Some social media posts, including this one from an Australian anti-immigration party politician, linked the rules to “Black Lives Matter Melbourne” in Australia. A British-based conspiracy theorist, Paul Joseph Watson, also claimed the rules originated there. 

However, a protest on June 6, 2020 in Melbourne in support of Black Lives Matter was organized by Warriors of the Aboriginal Resistance, whose Facebook page made no mention of any such rules ahead of that rally.

Some US Facebook users apparently sympathetic to Black Lives Matter shared the “rules,” including here in a North Carolina group, and here ahead of a June 12 “Youth for BLM March and Speak Out” in Amherst, Massachusetts.

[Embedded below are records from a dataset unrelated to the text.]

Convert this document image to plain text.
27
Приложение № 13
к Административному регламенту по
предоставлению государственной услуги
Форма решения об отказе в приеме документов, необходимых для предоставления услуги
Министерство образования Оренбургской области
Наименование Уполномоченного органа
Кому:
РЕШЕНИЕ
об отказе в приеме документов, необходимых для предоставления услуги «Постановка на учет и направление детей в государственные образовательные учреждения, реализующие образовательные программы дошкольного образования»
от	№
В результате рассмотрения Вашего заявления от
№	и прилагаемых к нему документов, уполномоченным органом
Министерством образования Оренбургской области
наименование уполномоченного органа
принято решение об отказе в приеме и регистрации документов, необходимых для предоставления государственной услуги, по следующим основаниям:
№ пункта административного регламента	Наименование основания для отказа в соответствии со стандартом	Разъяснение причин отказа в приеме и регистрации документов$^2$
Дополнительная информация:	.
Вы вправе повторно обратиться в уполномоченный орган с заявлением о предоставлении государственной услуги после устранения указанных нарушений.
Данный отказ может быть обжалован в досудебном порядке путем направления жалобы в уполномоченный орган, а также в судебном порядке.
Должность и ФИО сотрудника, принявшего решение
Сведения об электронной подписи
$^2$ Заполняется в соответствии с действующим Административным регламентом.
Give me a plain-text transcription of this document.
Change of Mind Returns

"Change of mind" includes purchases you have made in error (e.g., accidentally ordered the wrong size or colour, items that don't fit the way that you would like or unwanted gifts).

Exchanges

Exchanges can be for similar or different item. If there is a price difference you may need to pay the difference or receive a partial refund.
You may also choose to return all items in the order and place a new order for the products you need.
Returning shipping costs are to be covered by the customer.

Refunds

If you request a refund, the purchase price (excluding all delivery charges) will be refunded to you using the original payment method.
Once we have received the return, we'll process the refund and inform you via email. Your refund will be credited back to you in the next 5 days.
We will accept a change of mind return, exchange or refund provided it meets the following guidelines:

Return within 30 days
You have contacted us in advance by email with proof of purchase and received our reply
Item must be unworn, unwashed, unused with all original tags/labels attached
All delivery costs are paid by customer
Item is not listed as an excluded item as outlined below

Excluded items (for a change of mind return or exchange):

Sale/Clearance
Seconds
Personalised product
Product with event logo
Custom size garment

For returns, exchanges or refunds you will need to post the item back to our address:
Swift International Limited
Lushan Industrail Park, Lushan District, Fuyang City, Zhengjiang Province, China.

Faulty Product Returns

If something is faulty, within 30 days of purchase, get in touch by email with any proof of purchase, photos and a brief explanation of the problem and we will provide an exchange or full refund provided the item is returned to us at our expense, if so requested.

But Scales, of Black Lives Matter, strongly encouraged “anyone interested in or a part of our movement to seek messaging from trusted and official sources -- such as our BLM Global Network social feeds, our emails, and our official Black Lives Matter website rather than unknown or untrusted sources claiming BLM Global Network’s name.”

She earlier told AFP that “the disinformation about us starts at the fringe but is amplified by right-wing propaganda networks and brought into the mainstream by sharing on social platforms.”

At the start of June, other US posts, as well as some in Canada, listed the same “rules” but with no mention of Black Lives Matter, and no indication of where they originated.

“Tomorrow there will be a PEACEFUL protest held in Vancouver. If you are planning on attending please take a look over the below!” one of them said.

A search on social media monitoring tool CrowdTangle found the earliest mention of the rules on June 2 in a Facebook post by an Arkansas resident who has posted in support of the movement.

As with many others posting the supposed guidelines, they had been copied and pasted, making their origin more difficult to determine.

AFP Fact Check has debunked more than 30 examples of false or misleading information about Floyd and the protests that followed his death.